You know how you have to try on a pair of sunglasses a few times before you’re really sure about them? I feel this way about my knowing. (I started writing my way toward some of this back in April.) I really don’t experience intuition and gut-level knowing in the way these traits are commonly discussed. Furthermore—and in contrast to all the times people have tried to “reassure” me otherwise—I don’t see this as a flaw or failure of my personhood.
Knowing happens differently for me—slower, less knee-jerk. And it means that rather than anticipating clarity to swoop me off my feet, I usually have to move and fumble my way toward it by trying feelings and ideas on before I’m totally sure that they’re right.
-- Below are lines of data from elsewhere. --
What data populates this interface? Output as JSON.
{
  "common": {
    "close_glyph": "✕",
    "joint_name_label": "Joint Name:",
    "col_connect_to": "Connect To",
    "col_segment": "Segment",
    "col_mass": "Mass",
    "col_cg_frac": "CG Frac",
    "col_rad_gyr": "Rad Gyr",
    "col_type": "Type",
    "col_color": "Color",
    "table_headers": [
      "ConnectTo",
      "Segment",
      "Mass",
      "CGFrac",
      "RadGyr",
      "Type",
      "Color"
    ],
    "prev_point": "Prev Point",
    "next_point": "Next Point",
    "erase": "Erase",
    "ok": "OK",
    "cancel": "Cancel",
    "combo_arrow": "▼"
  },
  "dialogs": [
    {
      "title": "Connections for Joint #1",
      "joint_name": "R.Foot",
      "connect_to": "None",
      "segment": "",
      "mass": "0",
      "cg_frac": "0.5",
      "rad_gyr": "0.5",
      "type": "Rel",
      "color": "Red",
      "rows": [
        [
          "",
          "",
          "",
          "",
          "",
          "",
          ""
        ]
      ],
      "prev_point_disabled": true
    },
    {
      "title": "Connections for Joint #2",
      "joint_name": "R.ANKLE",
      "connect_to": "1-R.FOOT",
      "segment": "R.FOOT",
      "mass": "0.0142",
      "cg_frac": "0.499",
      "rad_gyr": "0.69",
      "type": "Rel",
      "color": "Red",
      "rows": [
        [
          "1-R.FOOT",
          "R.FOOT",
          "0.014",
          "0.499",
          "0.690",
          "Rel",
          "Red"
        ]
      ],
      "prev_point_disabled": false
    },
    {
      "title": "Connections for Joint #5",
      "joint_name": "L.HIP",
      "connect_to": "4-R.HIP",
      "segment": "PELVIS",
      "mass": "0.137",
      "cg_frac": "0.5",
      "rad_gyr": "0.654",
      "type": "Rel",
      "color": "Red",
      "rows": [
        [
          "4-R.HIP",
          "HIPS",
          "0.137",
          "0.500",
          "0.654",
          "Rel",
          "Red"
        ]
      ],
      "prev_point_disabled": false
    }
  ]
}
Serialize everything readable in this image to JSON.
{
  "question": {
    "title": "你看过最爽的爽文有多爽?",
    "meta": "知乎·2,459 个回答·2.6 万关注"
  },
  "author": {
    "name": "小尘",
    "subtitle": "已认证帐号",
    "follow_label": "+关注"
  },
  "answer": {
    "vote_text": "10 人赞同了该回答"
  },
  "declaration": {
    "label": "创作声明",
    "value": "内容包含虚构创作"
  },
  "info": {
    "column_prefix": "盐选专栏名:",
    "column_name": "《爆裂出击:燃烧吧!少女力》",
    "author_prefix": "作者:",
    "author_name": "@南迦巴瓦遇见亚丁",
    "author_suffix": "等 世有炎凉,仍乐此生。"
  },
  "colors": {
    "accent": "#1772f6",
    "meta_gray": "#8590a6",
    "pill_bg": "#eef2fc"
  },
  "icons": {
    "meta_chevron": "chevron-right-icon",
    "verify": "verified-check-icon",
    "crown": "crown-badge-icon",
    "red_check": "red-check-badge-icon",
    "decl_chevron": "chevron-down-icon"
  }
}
“How has your creativity changed?”
Here’s one pair of sunglasses I’ve been wearing for the past few weeks:
I think maybe my creativity is one of the few things that hasn’t changed throughout my life.
Is this true? I’m not sure yet—there’s a gentle fog in my brain where clear skies might otherwise indicate a bold yes. But there’s also a mild, familiar feeling in my body when I consider the way writing has given me a consistent sense of personhood throughout my life: Yup—there I am. On the page. Spotted with ease, again and again.
In word and sentence and stanza, neither doubt nor confusion have ever been the dominating force.
So I’m toying with the idea that there’s some fundamental aspect of my creativity that hasn’t changed at all, while remaining curious about the other, more subtle ways that maybe it has. (Through growth, oscillation, or a shift in focus; or through those actions we forget to register as change because they feel so much like a deepening.)
I want to hear what *your* experience of your own evolving (or not) creativity has been! Let’s gather / chat / witness / reciprocate / and be together in a gentle, divergent-friendly, strengths-based way. Unlike most of the gatherings I host, this will be a conversational hour, and I’m looking forward to seeing what surprising or reassuring or fruitful directions we might move in.
I’ll be holding space tomorrow night, July 24th, at the usual time—5:15pm PDT / 8:15pm EDT. We’ll open with the question: “How has your creativity changed?” And we’ll go from there.